Without any family history in the industry, as a child, Michael Pennington knew that he wanted to be an actor and neither public school nor Cambridge could knock the idea out of him. Indeed, his varsity career involved very little study but a great deal of stage action in a generation that included the likes of future National Theatre directors Sir Trevor Nunn and Sir Richard Eyre, as well as John Cleese, Miriam Margolyes and Stephen Frears and lifelong friends John Shrapnel and Robin Ellis.

The breadth and depth of this actor’s career is astonishing. There must have been odd periods when he was resting but these rarely manifest themselves, with one acting opportunity chasing joyously after another from graduation to the present day.

Younger readers may not be aware of many of the early highlights in the career of a man whom they might best recognise for his appearances in Star Wars movies. He is also an accomplished and experienced director and producer who created the English Shakespeare Company with Michael Bogdanov.

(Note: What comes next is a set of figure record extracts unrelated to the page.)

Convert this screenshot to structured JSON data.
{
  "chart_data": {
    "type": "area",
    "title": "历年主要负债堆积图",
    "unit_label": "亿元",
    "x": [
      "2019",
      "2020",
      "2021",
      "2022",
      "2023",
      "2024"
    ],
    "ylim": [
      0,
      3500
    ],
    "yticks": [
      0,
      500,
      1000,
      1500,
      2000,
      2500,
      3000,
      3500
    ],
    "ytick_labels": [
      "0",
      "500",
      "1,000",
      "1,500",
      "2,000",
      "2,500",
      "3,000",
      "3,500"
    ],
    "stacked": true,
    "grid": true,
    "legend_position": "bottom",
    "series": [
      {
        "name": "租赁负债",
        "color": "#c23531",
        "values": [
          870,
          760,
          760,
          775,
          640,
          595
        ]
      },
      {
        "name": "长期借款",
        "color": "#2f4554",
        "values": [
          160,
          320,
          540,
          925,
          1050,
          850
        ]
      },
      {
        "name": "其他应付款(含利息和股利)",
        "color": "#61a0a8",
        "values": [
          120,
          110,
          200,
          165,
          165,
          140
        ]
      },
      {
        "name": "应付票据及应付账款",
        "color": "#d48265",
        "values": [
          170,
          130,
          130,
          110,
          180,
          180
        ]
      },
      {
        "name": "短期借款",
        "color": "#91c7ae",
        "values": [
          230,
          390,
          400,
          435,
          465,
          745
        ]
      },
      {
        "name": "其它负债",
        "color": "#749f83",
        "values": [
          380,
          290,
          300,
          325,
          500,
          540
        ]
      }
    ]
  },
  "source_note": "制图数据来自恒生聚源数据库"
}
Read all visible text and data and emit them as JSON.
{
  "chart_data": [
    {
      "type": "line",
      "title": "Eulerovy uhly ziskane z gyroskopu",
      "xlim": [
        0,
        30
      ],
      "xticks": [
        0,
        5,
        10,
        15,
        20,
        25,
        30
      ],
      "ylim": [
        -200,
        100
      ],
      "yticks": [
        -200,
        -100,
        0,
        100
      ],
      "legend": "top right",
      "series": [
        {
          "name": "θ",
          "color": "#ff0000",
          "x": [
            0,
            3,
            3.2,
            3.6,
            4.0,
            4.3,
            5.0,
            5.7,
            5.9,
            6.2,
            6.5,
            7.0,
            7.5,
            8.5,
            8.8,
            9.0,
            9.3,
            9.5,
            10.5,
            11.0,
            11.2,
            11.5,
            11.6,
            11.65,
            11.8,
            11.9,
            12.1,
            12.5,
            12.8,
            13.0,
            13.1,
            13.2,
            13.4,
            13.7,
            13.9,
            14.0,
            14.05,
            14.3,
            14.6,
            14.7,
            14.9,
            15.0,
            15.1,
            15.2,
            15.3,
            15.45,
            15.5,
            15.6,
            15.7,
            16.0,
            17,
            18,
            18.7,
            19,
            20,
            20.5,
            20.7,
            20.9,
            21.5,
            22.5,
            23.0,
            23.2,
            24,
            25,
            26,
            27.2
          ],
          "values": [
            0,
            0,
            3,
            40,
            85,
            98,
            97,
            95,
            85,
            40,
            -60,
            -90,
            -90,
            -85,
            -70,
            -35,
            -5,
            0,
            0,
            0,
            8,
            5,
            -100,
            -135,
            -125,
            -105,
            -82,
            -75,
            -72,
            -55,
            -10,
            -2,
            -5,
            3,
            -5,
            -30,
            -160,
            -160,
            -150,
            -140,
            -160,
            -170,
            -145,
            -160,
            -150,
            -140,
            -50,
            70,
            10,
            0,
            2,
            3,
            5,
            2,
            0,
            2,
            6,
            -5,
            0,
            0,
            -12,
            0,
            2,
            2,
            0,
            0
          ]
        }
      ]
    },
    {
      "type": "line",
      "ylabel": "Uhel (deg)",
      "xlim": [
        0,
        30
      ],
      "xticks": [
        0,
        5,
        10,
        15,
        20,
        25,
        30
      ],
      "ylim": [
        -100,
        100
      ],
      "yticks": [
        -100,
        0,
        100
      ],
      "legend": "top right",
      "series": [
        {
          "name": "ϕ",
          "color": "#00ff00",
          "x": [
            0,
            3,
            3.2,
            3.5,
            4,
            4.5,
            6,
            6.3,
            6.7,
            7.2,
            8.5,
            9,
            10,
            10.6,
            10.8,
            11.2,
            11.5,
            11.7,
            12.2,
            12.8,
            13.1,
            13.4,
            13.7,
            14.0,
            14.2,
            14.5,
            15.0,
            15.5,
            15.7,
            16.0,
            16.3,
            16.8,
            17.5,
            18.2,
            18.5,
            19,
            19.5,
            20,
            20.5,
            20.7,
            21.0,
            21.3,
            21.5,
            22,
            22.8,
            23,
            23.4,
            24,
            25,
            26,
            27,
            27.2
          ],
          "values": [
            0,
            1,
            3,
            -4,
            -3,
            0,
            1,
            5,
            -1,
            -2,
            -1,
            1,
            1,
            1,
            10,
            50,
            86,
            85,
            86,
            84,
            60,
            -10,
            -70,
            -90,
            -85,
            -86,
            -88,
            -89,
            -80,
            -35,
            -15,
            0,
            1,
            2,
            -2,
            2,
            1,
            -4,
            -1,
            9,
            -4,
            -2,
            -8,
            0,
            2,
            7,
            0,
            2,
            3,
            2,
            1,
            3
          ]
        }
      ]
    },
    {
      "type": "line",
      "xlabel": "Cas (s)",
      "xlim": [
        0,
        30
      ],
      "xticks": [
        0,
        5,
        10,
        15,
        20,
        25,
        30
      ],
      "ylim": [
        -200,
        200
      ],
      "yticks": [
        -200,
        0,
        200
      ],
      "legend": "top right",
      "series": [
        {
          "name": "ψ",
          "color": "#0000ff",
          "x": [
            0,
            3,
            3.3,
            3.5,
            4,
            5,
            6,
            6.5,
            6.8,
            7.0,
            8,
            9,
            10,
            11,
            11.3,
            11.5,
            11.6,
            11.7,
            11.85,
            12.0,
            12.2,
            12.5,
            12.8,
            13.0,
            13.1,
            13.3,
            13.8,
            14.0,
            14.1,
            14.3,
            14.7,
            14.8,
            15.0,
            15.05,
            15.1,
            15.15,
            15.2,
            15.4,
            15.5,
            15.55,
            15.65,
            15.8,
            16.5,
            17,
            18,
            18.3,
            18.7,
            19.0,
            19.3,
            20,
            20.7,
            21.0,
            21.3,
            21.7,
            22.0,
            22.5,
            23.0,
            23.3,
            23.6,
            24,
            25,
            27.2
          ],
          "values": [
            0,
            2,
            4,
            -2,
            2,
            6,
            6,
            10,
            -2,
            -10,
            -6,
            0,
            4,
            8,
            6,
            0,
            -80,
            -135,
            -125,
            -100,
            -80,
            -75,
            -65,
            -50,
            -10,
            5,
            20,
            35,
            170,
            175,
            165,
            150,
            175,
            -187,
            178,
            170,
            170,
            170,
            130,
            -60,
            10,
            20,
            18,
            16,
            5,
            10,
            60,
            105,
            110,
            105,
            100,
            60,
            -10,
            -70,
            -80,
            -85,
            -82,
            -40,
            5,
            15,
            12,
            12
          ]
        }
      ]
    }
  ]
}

Pennington managed three separate stints acting with the Royal Shakespeare Company and candidly describes his attempts to become its Artistic Director in 2002 when he was beaten to the finishing line by Michael Boyd.

This book can read like a Who’s Who of British theatre in the second half of the 20th century and the beginning of our own, which is partly a tribute to a warm and open character who seemingly befriended everyone he met from Nicol Williamson and Peggy Ashcroft in the early days to John Barton, Sir Peter Hall, Richard Griffiths, Francesca Annis, Dame Judi Dench and hundreds more.

On a wider stage, we also learn about his friendship with Romanian actor / director / politician Ion Caramitru. A cynical reader might begin to accuse him of name-dropping but that would be unfair given his genuine interactions with all of the great and the good.

One of the pleasures of reading this life story is its ability to veer off course to tell fine stories, before coming back to a relatively chronological account of a life and career. Favourite writers also make regular appearances, particularly Shakespeare, Chekhov and the Neapolitan Eduardo Filippo.

Away from the theatre, the story can be a little more clouded as alcohol and other intoxicants certainly played a part, love of beautiful women another, while a passion for cricket learned in childhood leads us into the text. Readers will also learn some helpful tips about actual directing techniques from a deeply insightful chapter on two productions of King Lear.

They will eventually come out considerably better informed about theatrical politics, the joys of working on the stage and the nature of a man whose company would clearly be a pleasure if you ever bumped into him in a pub or theatre bar.